A pagarne maggiormente le conseguenze è il pubblico femminile. Il 62% del campione sostiene che la gestione dei figli in questa situazione emergenziale ricade sulle madri, solo il 38% su entrambi i genitori. Ne risulta che ben il 76% è convinto che le donne con figli in età scolare possano essere penalizzate in ambito lavorativo in questo preciso momento storico.
“I dati delineano uno scenario ben preciso. Le società di servizio continuano a prediligere il lavoro agile per tutelare la sicurezza dei propri dipendenti e della popolazione intera, segno di maturità e responsabilità civica. È evidente che bisogna guardare con estrema attenzione alla condizione femminile per evitare discriminazioni o penalizzazioni.

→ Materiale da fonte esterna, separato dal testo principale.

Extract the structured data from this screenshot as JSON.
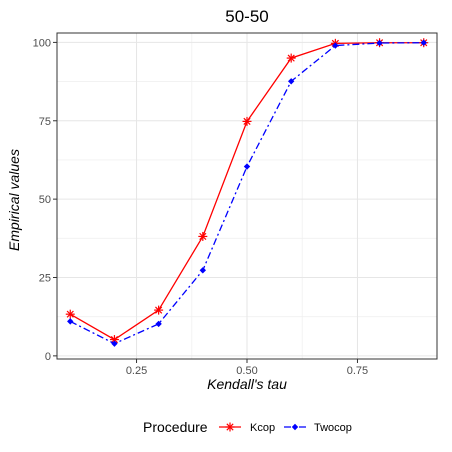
{
  "chart_data": {
    "type": "line",
    "title": "50-50",
    "xlabel": "Kendall's tau",
    "ylabel": "Empirical values",
    "xlim": [
      0.07,
      0.93
    ],
    "ylim": [
      -1,
      103
    ],
    "x_ticks": [
      0.25,
      0.5,
      0.75
    ],
    "x_tick_labels": [
      "0.25",
      "0.50",
      "0.75"
    ],
    "y_ticks": [
      0,
      25,
      50,
      75,
      100
    ],
    "y_tick_labels": [
      "0",
      "25",
      "50",
      "75",
      "100"
    ],
    "grid": true,
    "legend_position": "bottom",
    "legend_title": "Procedure",
    "x": [
      0.1,
      0.2,
      0.3,
      0.4,
      0.5,
      0.6,
      0.7,
      0.8,
      0.9
    ],
    "series": [
      {
        "name": "Kcop",
        "color": "#ff0000",
        "line_style": "solid",
        "marker": "asterisk",
        "values": [
          13.3,
          5.2,
          14.6,
          38.1,
          74.8,
          95.0,
          99.7,
          99.9,
          99.9
        ]
      },
      {
        "name": "Twocop",
        "color": "#0000ff",
        "line_style": "dashdot",
        "marker": "diamond",
        "values": [
          11.0,
          3.9,
          10.2,
          27.3,
          60.4,
          87.6,
          99.0,
          99.8,
          99.9
        ]
      }
    ]
  }
}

La possibilità di analizzare il mercato in maniera puntuale attraverso la rappresentanza della nostra industry ci consente di avere un percepito reale e in tempo reale e, al contempo, prevedere proposte o misure correttive” afferma Marianna Ghirlanda, Responsabile Centro Studi UNA. “Voglio pensare che questa emergenza abbia fatto comprendere l’utilità di lavorare in modo diverso e spero che da questo si riesca a mettere a frutto gli aspetti positivi e non discriminatori verso il mondo femminile. Ovvero auspico che si presti attenzione a una maggiore conciliazione tra i ruoli delle donne e si enfatizzi il ruolo della genitorialità e non solo quello della maternità” conclude Ghirlanda.